Fortis is the largest investor-owned distribution utility in Canada, with total assets of approximately $13.6 billion and fiscal 2011 revenue totalling approximately $3.8 billion. The Corporation serves more than 2,000,000 gas and electricity customers. Its regulated holdings include electric distribution utilities in five Canadian provinces and two Caribbean countries and a natural gas utility in British Columbia, Canada. Fortis owns and operates non-regulated generation assets across Canada and in Belize and Upstate New York. It also owns hotels and commercial office and retail space in Canada.
The Common Shares; First Preference Shares, Series C; First Preference Shares, Series E; First Preference Shares, Series F; First Preference Shares, Series G and First Preference Shares, Series H of Fortis are traded on the Toronto Stock Exchange under the symbols FTS, FTS.PR.C, FTS.PR.E, FTS.PR.F, FTS.PR.G and FTS.PR.H, respectively. Fortis information can be accessed on the Corporation's website at www.fortisinc.com and on SEDAR at www.sedar.com.

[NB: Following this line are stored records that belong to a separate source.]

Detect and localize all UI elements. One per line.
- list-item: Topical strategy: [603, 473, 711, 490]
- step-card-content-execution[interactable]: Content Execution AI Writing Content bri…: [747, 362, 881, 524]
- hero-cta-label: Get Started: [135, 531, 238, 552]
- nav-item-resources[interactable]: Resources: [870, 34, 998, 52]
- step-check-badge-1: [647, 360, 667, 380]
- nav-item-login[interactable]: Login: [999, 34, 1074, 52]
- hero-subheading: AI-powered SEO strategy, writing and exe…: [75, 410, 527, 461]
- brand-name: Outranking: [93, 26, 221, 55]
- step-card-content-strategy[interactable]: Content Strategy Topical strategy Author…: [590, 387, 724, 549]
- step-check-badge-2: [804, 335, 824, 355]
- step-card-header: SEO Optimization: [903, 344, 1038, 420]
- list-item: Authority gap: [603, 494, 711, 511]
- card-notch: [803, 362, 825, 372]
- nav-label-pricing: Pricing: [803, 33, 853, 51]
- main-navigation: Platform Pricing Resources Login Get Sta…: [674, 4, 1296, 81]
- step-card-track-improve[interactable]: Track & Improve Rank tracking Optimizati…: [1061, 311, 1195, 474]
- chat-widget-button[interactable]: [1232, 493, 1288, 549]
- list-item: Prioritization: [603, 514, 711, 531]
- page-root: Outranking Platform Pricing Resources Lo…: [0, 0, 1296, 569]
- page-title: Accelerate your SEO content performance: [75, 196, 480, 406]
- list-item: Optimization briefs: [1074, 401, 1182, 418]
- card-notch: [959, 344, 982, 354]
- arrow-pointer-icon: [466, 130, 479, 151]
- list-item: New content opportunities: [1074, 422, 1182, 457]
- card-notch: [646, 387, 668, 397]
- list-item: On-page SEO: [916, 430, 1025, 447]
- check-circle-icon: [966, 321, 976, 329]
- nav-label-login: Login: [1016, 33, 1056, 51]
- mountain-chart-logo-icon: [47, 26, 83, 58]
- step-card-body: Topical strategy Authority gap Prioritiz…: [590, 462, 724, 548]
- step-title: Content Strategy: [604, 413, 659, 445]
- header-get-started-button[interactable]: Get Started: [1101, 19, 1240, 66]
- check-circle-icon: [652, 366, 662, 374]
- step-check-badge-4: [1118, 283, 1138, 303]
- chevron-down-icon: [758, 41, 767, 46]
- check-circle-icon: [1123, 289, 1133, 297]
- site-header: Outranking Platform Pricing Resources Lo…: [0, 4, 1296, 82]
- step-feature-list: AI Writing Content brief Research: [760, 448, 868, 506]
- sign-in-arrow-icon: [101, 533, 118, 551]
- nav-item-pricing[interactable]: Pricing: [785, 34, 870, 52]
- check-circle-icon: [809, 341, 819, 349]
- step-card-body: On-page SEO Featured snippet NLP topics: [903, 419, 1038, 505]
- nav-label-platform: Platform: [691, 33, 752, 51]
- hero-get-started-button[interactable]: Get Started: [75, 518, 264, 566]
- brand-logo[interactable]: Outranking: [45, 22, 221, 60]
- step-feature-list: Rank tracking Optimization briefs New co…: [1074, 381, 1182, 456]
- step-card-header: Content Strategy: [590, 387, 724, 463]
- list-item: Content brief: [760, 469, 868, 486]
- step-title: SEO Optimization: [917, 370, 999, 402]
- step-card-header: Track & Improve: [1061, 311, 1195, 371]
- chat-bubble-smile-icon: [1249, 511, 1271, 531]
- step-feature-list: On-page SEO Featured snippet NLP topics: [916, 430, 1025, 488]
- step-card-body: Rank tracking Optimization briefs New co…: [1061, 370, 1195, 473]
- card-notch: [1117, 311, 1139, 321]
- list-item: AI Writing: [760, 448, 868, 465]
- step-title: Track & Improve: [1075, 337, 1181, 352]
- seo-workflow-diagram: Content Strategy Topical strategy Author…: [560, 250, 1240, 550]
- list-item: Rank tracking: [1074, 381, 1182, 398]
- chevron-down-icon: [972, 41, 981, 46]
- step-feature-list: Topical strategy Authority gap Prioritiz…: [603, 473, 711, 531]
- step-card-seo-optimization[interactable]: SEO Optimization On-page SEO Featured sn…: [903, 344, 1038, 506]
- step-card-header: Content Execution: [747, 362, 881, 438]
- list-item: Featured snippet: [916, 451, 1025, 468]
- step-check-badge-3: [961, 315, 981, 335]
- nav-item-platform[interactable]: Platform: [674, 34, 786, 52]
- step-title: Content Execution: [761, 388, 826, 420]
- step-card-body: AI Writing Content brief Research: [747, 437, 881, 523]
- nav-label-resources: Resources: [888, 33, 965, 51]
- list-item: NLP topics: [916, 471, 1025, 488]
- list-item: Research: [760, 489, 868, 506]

Fortis includes forward-looking information in this material within the meaning of applicable securities laws in Canada ("forward-looking information"). The purpose of the forward-looking information is to provide management's expectations regarding the Acquisition and the expected timing and benefits thereof, the Corporation's future growth, results of operations, performance, business prospects and opportunities, and it may not be appropriate for other purposes. All forward-looking information is given pursuant to the safe harbour provisions of applicable Canadian securities legislation. The words "anticipates", "believes", "budgets", "could", "estimates", "expects", "forecasts", "intends", "may", "might", "plans", "projects", "schedule", "should", "will", "would" and similar expressions are often intended to identify forward-looking information, although not all forward-looking information contains these identifying words. The forward-looking information reflects management's current beliefs and is based on assumptions developed using information currently available to the Corporation's management. Although Fortis believes that the forward-looking statements are based on information and assumptions which are current, reasonable and complete, these statements are necessarily subject to a variety of risks and uncertainties, including the ability to obtain approval of the shareholders of CH Energy Group and regulatory and other approvals and to satisfy conditions to closing and the ability to realize the expected benefits of the Acquisition. For additional information on risk factors that have the potential to affect the Corporation, reference should be made to the Corporation's continuous disclosure materials filed from time to time with Canadian securities regulatory authorities and to the heading "Business Risk Management" in the Corporation's annual and quarterly Management Discussion and Analysis and the "Risk Factors" section of the Annual Information Form. Except as required by law, the Corporation undertakes no obligation to revise or update any forward-looking information as a result of new information, future events or otherwise after the date hereof.